Another tool for expanding the programs could come from recommendations of a new commission created in the law. The commission, known as the Independent Payment Advisory Board, would recommend changes that Congress would have to consider under expedited procedures.

The proposals could still face political opposition in Congress, or Congress could reject the board's recommendations. But supporters hope that the projects will be more isolated from opposition than previous efforts.

Robert Mechanic, senior fellow at the Heller School of Social Policy and Management at Brandeis University, is optimistic about the outcome.
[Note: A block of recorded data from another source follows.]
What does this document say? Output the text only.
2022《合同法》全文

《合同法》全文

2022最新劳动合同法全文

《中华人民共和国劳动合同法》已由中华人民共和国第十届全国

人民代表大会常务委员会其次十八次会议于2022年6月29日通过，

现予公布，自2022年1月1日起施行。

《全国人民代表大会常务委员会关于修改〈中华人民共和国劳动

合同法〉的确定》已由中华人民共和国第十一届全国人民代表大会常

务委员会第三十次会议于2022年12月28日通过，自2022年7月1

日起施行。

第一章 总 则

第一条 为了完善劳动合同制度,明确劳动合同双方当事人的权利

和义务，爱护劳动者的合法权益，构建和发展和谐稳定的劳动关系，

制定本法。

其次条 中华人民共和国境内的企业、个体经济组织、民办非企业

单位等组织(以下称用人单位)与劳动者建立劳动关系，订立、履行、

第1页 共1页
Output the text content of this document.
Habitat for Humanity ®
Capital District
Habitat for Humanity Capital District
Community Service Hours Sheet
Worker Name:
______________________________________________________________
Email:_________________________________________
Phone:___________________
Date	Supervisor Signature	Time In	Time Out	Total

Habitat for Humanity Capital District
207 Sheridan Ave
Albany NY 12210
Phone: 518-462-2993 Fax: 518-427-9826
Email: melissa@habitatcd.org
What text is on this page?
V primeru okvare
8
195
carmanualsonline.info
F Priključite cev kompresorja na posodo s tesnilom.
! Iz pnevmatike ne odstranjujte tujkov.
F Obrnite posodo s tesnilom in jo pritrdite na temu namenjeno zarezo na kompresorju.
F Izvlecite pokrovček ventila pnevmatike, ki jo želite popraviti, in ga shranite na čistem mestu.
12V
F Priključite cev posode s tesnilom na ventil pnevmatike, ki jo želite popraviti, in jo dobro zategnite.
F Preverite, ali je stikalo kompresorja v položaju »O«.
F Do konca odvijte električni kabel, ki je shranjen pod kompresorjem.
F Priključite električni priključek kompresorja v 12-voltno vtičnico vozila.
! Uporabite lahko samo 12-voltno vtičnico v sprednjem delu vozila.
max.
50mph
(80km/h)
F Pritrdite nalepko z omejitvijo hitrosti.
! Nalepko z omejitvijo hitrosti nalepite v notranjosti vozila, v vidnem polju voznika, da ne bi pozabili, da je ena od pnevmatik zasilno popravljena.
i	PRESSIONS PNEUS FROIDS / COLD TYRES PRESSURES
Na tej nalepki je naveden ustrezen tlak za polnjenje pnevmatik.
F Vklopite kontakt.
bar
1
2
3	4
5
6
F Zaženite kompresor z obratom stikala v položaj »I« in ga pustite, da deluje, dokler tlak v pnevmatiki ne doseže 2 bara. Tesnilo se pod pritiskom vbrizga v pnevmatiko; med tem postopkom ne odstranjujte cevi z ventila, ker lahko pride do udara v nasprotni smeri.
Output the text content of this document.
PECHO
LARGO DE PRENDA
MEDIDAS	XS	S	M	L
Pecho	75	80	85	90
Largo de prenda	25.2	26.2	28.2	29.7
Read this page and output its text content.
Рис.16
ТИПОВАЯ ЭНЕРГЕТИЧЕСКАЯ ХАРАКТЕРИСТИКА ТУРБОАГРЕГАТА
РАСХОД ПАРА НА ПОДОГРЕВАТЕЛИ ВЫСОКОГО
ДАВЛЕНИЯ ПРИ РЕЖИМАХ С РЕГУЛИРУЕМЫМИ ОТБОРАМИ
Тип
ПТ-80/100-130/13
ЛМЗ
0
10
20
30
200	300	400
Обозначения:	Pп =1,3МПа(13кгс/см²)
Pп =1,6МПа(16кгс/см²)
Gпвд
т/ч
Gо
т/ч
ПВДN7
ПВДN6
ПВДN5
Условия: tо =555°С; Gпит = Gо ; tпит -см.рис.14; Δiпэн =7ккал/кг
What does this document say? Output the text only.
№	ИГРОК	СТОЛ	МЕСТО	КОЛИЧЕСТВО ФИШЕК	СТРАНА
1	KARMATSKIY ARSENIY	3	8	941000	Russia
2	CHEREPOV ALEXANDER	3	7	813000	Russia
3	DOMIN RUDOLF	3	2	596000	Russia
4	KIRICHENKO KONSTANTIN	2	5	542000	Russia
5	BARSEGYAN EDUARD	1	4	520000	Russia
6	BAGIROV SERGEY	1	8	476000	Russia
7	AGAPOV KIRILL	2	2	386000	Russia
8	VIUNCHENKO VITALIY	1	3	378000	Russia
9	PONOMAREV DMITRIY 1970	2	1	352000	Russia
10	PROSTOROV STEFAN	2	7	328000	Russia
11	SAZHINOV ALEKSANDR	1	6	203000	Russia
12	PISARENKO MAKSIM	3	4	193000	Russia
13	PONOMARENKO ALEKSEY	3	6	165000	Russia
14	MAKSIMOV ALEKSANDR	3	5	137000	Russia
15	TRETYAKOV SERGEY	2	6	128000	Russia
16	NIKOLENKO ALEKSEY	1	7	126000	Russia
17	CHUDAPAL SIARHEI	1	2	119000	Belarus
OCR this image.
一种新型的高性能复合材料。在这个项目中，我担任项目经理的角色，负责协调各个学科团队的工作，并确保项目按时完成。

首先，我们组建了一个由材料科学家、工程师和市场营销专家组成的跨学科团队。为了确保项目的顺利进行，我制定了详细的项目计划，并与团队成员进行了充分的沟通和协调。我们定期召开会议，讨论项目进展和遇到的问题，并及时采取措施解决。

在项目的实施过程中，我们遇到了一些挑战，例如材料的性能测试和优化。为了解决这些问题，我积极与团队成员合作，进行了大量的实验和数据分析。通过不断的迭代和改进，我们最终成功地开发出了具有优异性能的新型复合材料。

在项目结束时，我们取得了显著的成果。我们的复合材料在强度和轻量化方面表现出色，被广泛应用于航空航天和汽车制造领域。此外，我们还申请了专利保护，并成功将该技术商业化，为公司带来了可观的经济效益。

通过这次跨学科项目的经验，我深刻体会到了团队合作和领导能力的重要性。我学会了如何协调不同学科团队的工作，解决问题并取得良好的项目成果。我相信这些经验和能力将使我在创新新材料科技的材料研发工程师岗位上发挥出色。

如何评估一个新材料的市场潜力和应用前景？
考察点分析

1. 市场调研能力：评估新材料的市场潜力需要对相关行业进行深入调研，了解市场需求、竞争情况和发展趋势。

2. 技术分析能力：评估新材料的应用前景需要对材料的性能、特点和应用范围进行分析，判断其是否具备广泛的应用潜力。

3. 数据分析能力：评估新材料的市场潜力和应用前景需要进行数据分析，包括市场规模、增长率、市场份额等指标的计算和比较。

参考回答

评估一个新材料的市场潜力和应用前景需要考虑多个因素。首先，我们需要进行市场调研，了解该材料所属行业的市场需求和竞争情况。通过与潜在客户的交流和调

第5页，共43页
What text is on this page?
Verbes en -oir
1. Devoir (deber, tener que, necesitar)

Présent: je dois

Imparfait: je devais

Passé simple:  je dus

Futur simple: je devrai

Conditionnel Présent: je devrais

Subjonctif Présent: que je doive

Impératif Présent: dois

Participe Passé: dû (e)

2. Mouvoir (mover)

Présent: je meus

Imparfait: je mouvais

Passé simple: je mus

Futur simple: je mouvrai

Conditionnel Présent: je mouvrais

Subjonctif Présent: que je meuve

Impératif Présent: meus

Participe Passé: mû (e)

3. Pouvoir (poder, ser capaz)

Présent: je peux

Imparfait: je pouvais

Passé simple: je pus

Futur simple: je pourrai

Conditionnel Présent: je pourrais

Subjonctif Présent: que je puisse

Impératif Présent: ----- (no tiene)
Mechanic, who is also director of the Health Industry Forum, a national program that develops strategies for improving health care, said the center would inspire a cultural shift and give medical providers a financial incentive to change the way they deliver care. For example, he said, doctors and hospitals may feel less compelled to run tests that may not be necessary if providers are paid one set price for a patients' total treatment rather than for each individual service.

"It's going to create a lot of energy for delivery systems that have been interested in doing this but haven't had the funding," said Mechanic. "The innovation center gives an opportunity for people to say, 'We can do care more effectively if we had a different payment model.'"

First posted April 3, 2010 6:53 p.m.